The “does Python have variables?” debate

Roy Smith roy at panix.com
Thu May 8 08:41:30 EDT 2014


In article <mailman.9742.1399477705.18130.python-list at python.org>,
 Jerry Hill <malaclypse2 at gmail.com> wrote:

> thinking of python variables as having two parts -- names and values 
> -- really can help people who are struggling to learn the language.

There's many levels of learning, and we see them all on this list.

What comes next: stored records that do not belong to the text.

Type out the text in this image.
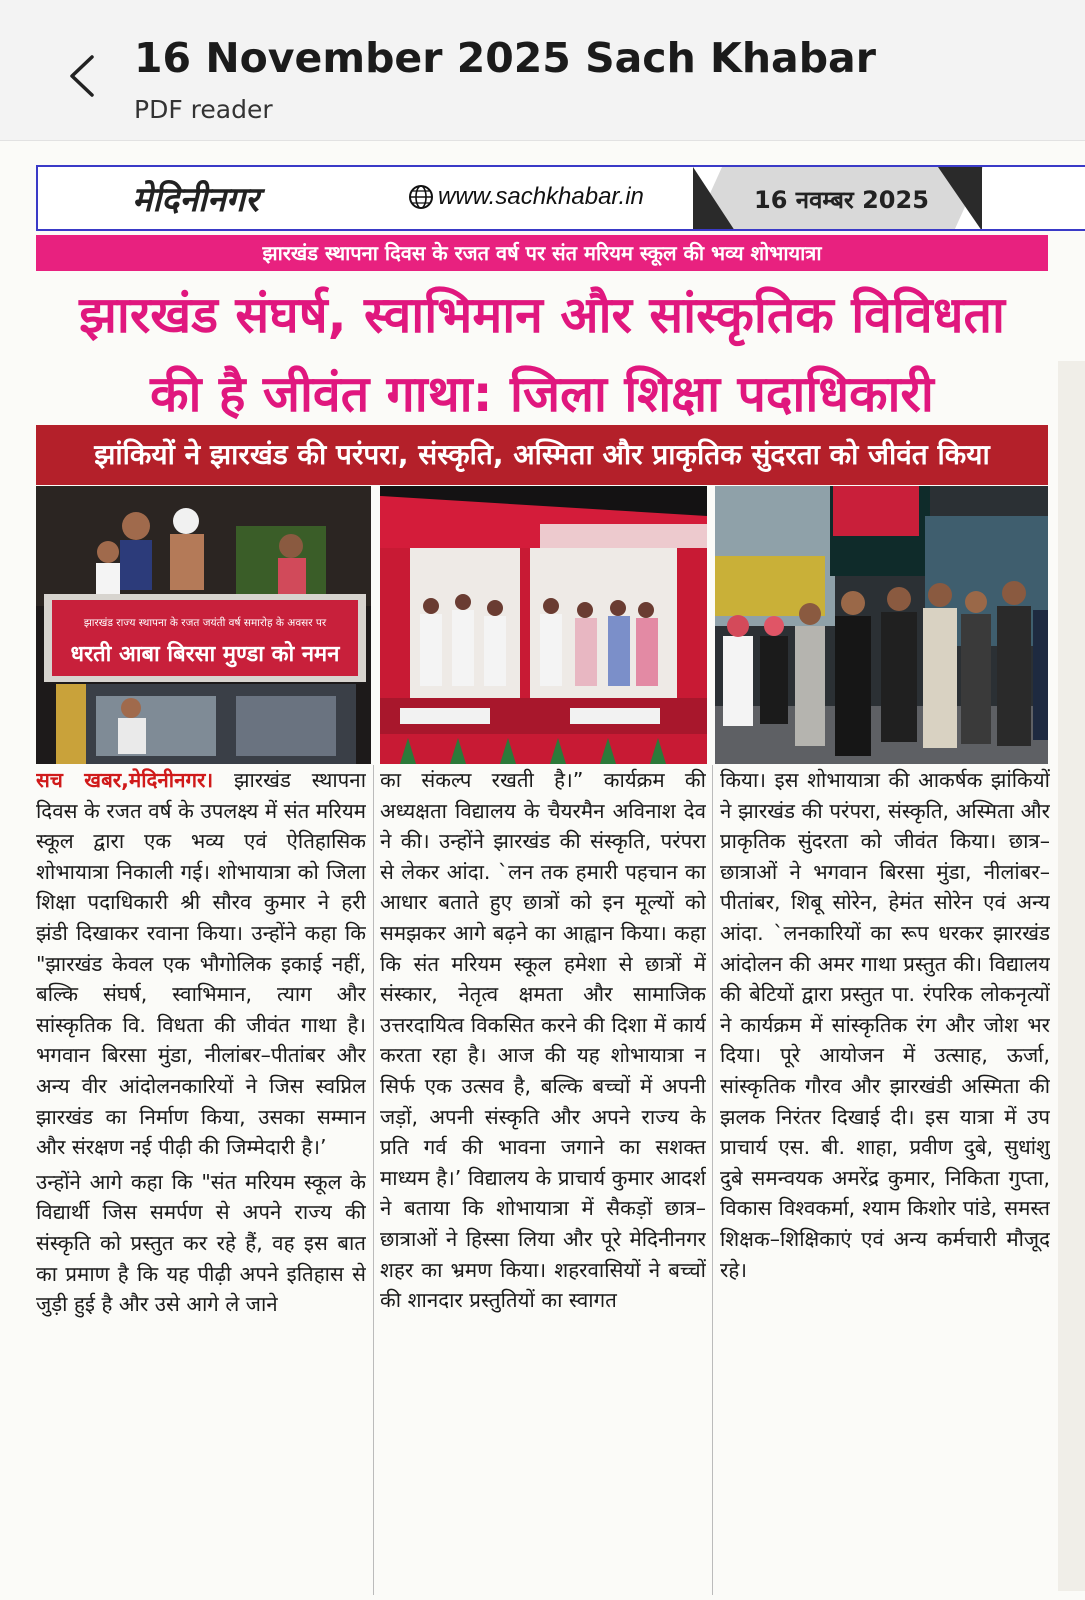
16 November 2025 Sach Khabar
PDF reader
मेदिनीनगर	www.sachkhabar.in	16 नवम्बर 2025
झारखंड स्थापना दिवस के रजत वर्ष पर संत मरियम स्कूल की भव्य शोभायात्रा
झारखंड संघर्ष, स्वाभिमान और सांस्कृतिक विविधता
की है जीवंत गाथा: जिला शिक्षा पदाधिकारी
झांकियों ने झारखंड की परंपरा, संस्कृति, अस्मिता और प्राकृतिक सुंदरता को जीवंत किया
झारखंड राज्य स्थापना के रजत जयंती वर्ष समारोह के अवसर पर
धरती आबा बिरसा मुण्डा को नमन

सच खबर,मेदिनीनगर। झारखंड स्थापना दिवस के रजत वर्ष के उपलक्ष्य में संत मरियम स्कूल द्वारा एक भव्य एवं ऐतिहासिक शोभायात्रा निकाली गई। शोभायात्रा को जिला शिक्षा पदाधिकारी श्री सौरव कुमार ने हरी झंडी दिखाकर रवाना किया। उन्होंने कहा कि "झारखंड केवल एक भौगोलिक इकाई नहीं, बल्कि संघर्ष, स्वाभिमान, त्याग और सांस्कृतिक वि. विधता की जीवंत गाथा है। भगवान बिरसा मुंडा, नीलांबर–पीतांबर और अन्य वीर आंदोलनकारियों ने जिस स्वप्निल झारखंड का निर्माण किया, उसका सम्मान और संरक्षण नई पीढ़ी की जिम्मेदारी है।’

उन्होंने आगे कहा कि "संत मरियम स्कूल के विद्यार्थी जिस समर्पण से अपने राज्य की संस्कृति को प्रस्तुत कर रहे हैं, वह इस बात का प्रमाण है कि यह पीढ़ी अपने इतिहास से जुड़ी हुई है और उसे आगे ले जाने

का संकल्प रखती है।” कार्यक्रम की अध्यक्षता विद्यालय के चैयरमैन अविनाश देव ने की। उन्होंने झारखंड की संस्कृति, परंपरा से लेकर आंदा. `लन तक हमारी पहचान का आधार बताते हुए छात्रों को इन मूल्यों को समझकर आगे बढ़ने का आह्वान किया। कहा कि संत मरियम स्कूल हमेशा से छात्रों में संस्कार, नेतृत्व क्षमता और सामाजिक उत्तरदायित्व विकसित करने की दिशा में कार्य करता रहा है। आज की यह शोभायात्रा न सिर्फ एक उत्सव है, बल्कि बच्चों में अपनी जड़ों, अपनी संस्कृति और अपने राज्य के प्रति गर्व की भावना जगाने का सशक्त माध्यम है।’ विद्यालय के प्राचार्य कुमार आदर्श ने बताया कि शोभायात्रा में सैकड़ों छात्र–छात्राओं ने हिस्सा लिया और पूरे मेदिनीनगर शहर का भ्रमण किया। शहरवासियों ने बच्चों की शानदार प्रस्तुतियों का स्वागत

किया। इस शोभायात्रा की आकर्षक झांकियों ने झारखंड की परंपरा, संस्कृति, अस्मिता और प्राकृतिक सुंदरता को जीवंत किया। छात्र–छात्राओं ने भगवान बिरसा मुंडा, नीलांबर–पीतांबर, शिबू सोरेन, हेमंत सोरेन एवं अन्य आंदा. `लनकारियों का रूप धरकर झारखंड आंदोलन की अमर गाथा प्रस्तुत की। विद्यालय की बेटियों द्वारा प्रस्तुत पा. रंपरिक लोकनृत्यों ने कार्यक्रम में सांस्कृतिक रंग और जोश भर दिया। पूरे आयोजन में उत्साह, ऊर्जा, सांस्कृतिक गौरव और झारखंडी अस्मिता की झलक निरंतर दिखाई दी। इस यात्रा में उप प्राचार्य एस. बी. शाहा, प्रवीण दुबे, सुधांशु दुबे समन्वयक अमरेंद्र कुमार, निकिता गुप्ता, विकास विश्वकर्मा, श्याम किशोर पांडे, समस्त शिक्षक–शिक्षिकाएं एवं अन्य कर्मचारी मौजूद रहे।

For people who are just learning programming, and are learning Python as 
their first language, we need to keep things simple.  These are the 
people who are still struggling to understand basic concepts such as 
algorithms, loops, and the most fundamental data structures.  For those 
people, talking about variables as a container to hold a value is the 
right level of abstraction.

At some point, that model no longer fits reality well enough that it 
becomes a barrier to further learning.  When I write:

def mutate(x, y):
    x = 42
    y[0] = 42

x = 4
y = [4]

mutate(x, y)
print x, y

and run it, unless I really understand about name binding and argument 
passing, I'm going to be totally befuddled by the result.  At that 
point, I need to unlearn something I thought I understood, and that's 
really hard (en.wikipedia.org/wiki/Principles_of_learning#Primacy).

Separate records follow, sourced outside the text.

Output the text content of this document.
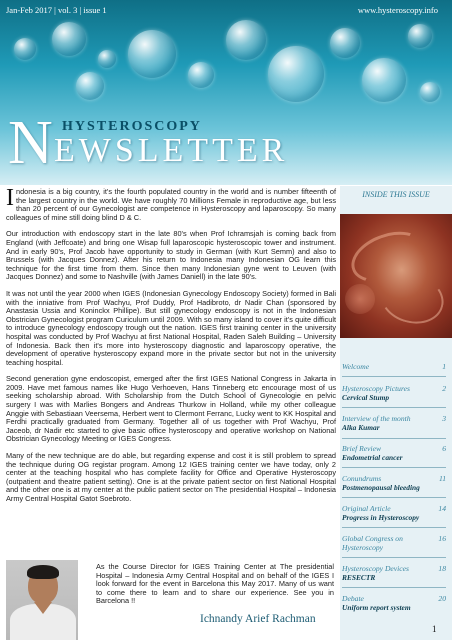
Jan-Feb 2017 | vol. 3 | issue 1	www.hysteroscopy.info
N HYSTEROSCOPY
EWSLETTER

Indonesia is a big country, it's the fourth populated country in the world and is number fifteenth of the largest country in the world. We have roughly 70 Millions Female in reproductive age, but less than 20 percent of our Gynecologist are competence in Hysteroscopy and laparoscopy. So many colleagues of mine still doing blind D & C.

Our introduction with endoscopy start in the late 80's when Prof Ichramsjah is coming back from England (with Jeffcoate) and bring one Wisap full laparoscopic hysteroscopic tower and instrument. And in early 90's, Prof Jacob have opportunity to study in German (with Kurt Semm) and also to Brussels (with Jacques Donnez). After his return to Indonesia many Indonesian OG learn this technique for the first time from them. Since then many Indonesian gyne went to Leuven (with Jacques Donnez) and some to Nashville (with James Daniell) in the late 90's.

It was not until the year 2000 when IGES (Indonesian Gynecology Endoscopy Society) formed in Bali with the inniative from Prof Wachyu, Prof Duddy, Prof Hadibroto, dr Nadir Chan (sponsored by Anastasia Ussia and Koninckx Phillipe). But still gynecology endoscopy is not in the Indonesian Obstrician Gynecologist program Curiculum until 2009. With so many island to cover it's quite difficult to introduce gynecology endoscopy trough out the nation. IGES first training center in the university hospital was conducted by Prof Wachyu at first National Hospital, Raden Saleh Building – University of Indonesia. Back then it's more into hysteroscopy diagnostic and laparoscopy operative, the development of operative hysteroscopy expand more in the private sector but not in the university teaching hospital.

Second generation gyne endoscopist, emerged after the first IGES National Congress in Jakarta in 2009. Have met famous names like Hugo Verhoeven, Hans Tinneberg etc encourage most of us seeking scholarship abroad. With Scholarship from the Dutch School of Gynecologie en pelvic surgery I was with Marlies Bongers and Andreas Thurkow in Holland, while my other colleague Anggie with Sebastiaan Veersema, Herbert went to Clermont Ferranc, Lucky went to KK Hospital and Ferdhi practically graduated from Germany. Together all of us together with Prof Wachyu, Prof Jaceob, dr Nadir etc started to give basic office hysteroscopy and operative workshop on National Obstrician Gynecology Meeting or IGES Congress.

Many of the new technique are do able, but regarding expense and cost it is still problem to spread the technique during OG registar program. Among 12 IGES training center we have today, only 2 center at the teaching hospital who has complete facility for Office and Operative Hysteroscopy (outpatient and theatre patient setting). One is at the private patient sector on first National Hospital and the other one is at my center at the public patient sector on The presidential Hospital – Indonesia Army Central Hospital Gatot Soebroto.

As the Course Director for IGES Training Center at The presidential Hospital – Indonesia Army Central Hospital and on behalf of the IGES I look forward for the event in Barcelona this May 2017. Many of us want to come there to learn and to share our experience. See you in Barcelona !!

Ichnandy Arief Rachman
INSIDE THIS ISSUE
Welcome	1
Hysteroscopy Pictures
Cervical Stump
2
Interview of the month
Alka Kumar
3
Brief Review
Endometrial cancer
6
Conundrums
Postmenopausal bleeding
11
Original Article
Progress in Hysteroscopy
14
Global Congress on Hysteroscopy
16
Hysteroscopy Devices
RESECTR
18
Debate
Uniform report system
20
1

So, this leads us to the classic dilemma in teaching.  If I simplify 
things at first, it's easier to learn initially, but I'm setting the 
student up for problems later.  If I try to be 100% correct about 
everything initially, it's like drinking from a firehose.  It's hard to 
say which is better.  I do know that when I first learned F = M * A in 
high-school physics, we didn't worry about what happens if the M is 
moving very fast, or is very small, or if its quarks are spinning in the 
wrong direction.

OK, so that takes care of newbies.  There's another whole class of 
people who learn Python.  These are the people who have been doing this 
for a long time.  They already know several of C, C++, Java, Lisp, 
Javascript, Go, Fortran, Pascal, Forth, etc.  For them, learning a new 
language is an entirely different process from the newbie.  For them, 
it's just a matter of "Oh, yeah, Python does classes this way, and has 
that kind of scoping, and the standard library includes this bunch of 
data structures, and ints are really bignums, and this flavor of 
strings, and there's some funky whitespace thing going on".  Those are 
the people who want to know about name binding up front.